Social worker struck off for making indecent images

Social worker concedes he should be struck off for making indecent images of children

Published on 27th February 2019

A social worker has acknowledged that he should be struck off the Health and Care Professions Council register after making indecent images of children.

Simon Cartland was convicted of making two indecent photographs of a child specifically category A movies and  two indecent photographs of a child specifically category C images, contrary to sections 1 (1) (a) and 6 of the Protection of Children Act 1978 at Guilford Crown Court in April 2018.

In a letter dated 17 October 2018 to the HCPC, Mr Cartland stated, “From the onset of my self-referral, I have been clear that my behaviour has only one course of action for HCPC to exercise, which is to strike me off the Register.”

Mr Cartland was employed as Head of Learning Disabilities at Hampshire Council's Adults’ Health and Care. On 2 April 2018, he wrote to the HCPC making a self-referral notifying the regulator that, on 23 March 2018, he had been charged with two criminal offences relating to the downloading and viewing of indecent images of children.

Mr Cartland said that he had received a summons to appear before Guildford Magistrates’ Court on 17 April 2018 and confirmed that he would be pleading guilty to these charges.

He attached a letter dated 28 March 2018 that he submitted to his employer which stated: “I am ashamed to report to you that I accept both of charges against me, as I was solely responsible for downloading and viewing all four images.

"The realisation and horror of the absolute hurt, anger and deep pain that I have caused my husband, family and friends and no doubt work colleagues, in addition to those service users I have served in Hampshire, is and will be immeasurable and understandably will always remain.

"Furthermore I fully accept that my behaviour has perpetrated the on going harm and abuse of children and though I am engulfed in feelings of utter remorse and shame, I am committed to face the consequences of my actions and will reflect and learn from them until the day I die.
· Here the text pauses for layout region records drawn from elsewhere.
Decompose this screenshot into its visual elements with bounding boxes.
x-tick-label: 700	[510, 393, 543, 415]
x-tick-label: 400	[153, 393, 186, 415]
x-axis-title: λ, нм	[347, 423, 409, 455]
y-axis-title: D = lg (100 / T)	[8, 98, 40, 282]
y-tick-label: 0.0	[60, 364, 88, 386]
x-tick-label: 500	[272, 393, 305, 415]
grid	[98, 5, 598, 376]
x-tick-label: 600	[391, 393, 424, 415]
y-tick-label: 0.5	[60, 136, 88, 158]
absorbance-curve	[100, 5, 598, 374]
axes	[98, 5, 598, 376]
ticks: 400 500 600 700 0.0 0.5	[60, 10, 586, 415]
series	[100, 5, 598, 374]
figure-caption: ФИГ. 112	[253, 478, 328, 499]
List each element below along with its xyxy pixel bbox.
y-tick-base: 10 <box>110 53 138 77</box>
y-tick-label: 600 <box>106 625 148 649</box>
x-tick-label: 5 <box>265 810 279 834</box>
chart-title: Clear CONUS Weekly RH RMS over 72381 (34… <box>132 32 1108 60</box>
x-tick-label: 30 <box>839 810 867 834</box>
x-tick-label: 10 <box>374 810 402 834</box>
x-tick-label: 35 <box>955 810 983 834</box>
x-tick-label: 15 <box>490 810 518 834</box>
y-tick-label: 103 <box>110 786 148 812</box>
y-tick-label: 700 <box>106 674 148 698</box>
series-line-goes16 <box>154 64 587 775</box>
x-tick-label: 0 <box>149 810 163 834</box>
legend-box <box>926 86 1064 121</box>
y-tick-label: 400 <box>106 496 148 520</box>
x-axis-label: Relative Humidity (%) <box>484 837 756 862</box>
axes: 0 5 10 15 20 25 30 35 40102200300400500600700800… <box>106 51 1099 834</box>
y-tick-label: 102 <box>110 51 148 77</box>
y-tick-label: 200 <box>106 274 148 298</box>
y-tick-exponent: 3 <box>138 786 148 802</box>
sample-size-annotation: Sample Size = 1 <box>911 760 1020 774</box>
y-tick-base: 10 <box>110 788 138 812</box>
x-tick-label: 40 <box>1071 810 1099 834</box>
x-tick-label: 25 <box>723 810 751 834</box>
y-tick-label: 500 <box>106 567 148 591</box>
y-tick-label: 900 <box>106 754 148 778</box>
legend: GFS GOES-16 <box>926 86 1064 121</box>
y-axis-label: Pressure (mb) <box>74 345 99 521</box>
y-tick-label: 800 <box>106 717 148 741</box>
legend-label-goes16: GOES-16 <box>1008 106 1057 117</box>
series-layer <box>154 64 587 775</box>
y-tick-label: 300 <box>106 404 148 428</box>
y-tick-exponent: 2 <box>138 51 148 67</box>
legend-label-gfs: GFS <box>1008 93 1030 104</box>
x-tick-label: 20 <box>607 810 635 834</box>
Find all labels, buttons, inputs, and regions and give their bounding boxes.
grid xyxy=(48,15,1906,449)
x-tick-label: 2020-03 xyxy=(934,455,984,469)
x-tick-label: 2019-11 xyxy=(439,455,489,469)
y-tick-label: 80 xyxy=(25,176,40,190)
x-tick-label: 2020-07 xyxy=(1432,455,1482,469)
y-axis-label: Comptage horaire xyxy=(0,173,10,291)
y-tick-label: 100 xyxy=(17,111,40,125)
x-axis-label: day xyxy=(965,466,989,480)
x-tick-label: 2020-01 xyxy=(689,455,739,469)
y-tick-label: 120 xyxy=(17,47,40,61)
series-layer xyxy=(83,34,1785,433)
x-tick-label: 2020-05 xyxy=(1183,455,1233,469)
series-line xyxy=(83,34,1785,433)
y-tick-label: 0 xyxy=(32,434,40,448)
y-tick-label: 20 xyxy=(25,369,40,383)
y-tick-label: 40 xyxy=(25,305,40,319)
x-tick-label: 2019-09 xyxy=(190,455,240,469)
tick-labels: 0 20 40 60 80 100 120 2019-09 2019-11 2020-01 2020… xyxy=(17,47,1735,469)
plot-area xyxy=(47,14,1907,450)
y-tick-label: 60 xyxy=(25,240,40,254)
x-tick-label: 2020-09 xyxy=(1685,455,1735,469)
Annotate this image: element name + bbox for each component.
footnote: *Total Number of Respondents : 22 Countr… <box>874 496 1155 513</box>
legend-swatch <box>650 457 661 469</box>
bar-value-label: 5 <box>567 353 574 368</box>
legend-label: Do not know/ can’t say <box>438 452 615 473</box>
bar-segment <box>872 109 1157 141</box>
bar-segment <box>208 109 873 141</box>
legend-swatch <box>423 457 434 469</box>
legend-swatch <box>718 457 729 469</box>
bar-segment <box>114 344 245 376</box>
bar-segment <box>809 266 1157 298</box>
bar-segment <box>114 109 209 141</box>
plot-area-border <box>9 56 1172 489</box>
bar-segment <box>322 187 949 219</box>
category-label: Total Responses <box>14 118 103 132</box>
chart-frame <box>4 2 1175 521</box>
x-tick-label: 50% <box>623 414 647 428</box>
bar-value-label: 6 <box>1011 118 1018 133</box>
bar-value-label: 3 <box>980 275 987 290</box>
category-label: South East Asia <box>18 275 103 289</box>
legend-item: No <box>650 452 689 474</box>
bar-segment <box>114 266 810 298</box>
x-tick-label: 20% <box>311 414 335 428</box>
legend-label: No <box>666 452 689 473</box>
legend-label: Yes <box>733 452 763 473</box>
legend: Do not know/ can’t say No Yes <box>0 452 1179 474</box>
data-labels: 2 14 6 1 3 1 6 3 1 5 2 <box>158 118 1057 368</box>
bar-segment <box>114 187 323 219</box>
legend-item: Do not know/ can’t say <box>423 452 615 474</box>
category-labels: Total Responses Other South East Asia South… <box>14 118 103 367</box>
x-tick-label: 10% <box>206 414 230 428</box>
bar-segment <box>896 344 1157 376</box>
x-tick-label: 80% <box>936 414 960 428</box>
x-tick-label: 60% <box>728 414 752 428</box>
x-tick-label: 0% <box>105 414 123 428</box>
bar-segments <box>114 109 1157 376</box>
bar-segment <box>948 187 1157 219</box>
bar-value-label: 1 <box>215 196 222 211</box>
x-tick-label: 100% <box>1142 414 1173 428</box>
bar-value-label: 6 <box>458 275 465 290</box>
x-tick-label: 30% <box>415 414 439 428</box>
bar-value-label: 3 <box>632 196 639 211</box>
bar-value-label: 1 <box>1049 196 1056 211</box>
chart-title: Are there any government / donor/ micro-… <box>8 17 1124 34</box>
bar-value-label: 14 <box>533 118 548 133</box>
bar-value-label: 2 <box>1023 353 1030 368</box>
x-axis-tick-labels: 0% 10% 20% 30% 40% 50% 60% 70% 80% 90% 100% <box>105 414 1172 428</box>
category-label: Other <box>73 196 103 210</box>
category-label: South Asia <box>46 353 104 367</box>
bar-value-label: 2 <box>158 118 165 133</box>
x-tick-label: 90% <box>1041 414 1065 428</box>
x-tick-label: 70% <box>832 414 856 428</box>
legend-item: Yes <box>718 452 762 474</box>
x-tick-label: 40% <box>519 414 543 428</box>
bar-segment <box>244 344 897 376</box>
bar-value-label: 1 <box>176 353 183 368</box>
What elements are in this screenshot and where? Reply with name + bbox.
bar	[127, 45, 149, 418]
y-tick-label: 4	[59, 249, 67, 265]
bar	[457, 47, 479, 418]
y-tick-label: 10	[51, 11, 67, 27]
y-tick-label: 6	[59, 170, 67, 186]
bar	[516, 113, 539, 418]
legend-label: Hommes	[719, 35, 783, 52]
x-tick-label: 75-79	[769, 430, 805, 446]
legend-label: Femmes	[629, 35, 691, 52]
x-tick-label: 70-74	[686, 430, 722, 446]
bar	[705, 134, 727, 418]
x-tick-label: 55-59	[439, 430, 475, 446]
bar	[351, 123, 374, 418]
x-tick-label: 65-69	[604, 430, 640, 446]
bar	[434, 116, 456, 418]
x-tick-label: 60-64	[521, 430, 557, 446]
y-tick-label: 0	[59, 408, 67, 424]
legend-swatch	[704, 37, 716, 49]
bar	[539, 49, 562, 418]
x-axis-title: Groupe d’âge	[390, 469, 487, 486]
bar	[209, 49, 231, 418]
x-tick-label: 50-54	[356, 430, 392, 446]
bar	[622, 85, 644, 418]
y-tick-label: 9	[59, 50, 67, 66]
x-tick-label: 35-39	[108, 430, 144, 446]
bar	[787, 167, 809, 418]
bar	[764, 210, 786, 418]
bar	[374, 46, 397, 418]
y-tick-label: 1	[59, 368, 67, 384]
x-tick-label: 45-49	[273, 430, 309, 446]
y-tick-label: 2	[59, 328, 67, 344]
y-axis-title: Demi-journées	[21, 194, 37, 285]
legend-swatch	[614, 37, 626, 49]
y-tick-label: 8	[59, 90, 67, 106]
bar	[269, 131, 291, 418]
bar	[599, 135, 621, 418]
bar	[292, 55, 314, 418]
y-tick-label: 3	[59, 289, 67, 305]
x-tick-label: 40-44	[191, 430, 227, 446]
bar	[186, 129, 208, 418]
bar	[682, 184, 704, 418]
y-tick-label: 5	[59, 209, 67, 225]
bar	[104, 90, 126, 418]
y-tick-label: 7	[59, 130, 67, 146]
"Similarly I acknowledge that my behaviour and actions constitutes a complete breach of trust, values and professional responsibilities, including that of a Social Worker and as a senior leader and employee of Hampshire Adults’ Health and Care and is equally an absolute breach of standards of the Health and Care Professions Council and rightly struck off the HCPC register.(sic)”

On 17 April 2017, Mr Cartland entered guilty pleas to both charges and, on 8 May 2018, was sentenced to a Community Order with a Rehabilitation Activity Requirement and an Unpaid Work Requirement (80 hours) for a period of 12 months. He was also made subject to a Sexual Harm Prevention Order for a period of five years and required to register with the police in accordance with the Sexual Offences Act 2003 for a period of five years.

The Panel concluded that Mr Cartland's fitness to practise as a social worker was at the time, and remained, impaired on public protection grounds, not least because practising as a social worker could bring him into contact with young children, but also because of the impact on service users of learning that a social worker had behaved in this way.

The Panel identified the following aggravating factors in the case:

- A gross breach of trust
- Behaviour that actively undermined the profession and caused harm to the profession, service users and his employer.
- He held a senior role with the Council and would be expected to set an example.

The Panel considered the following mitigating factors:
- Mr Cartland had no previous disciplinary matters
- He had co-operated with police, employer and regulator
- Some, albeit not fully developed, insight
- Remorse
- A realistic acknowledgement that his position is no longer compatible with being a social worker.

Guidance in the ISP on making a Striking Off Order states that: "The HCPC considers that any offence relating to child [sexual abuse imagery] involves some degree of exploitation or abuse of a child and, therefore, that conviction for such an offence is a serious matter which undermines the public’s trust in registrants and public confidence in the profession concerned."

The Panel concluded that, in light of the seriousness of the behaviour and the limited insight and remediation, there is a real risk that the behaviour would be repeated. Therefore they decided that the only appropriate sanction in this case was to make a Striking Off Order.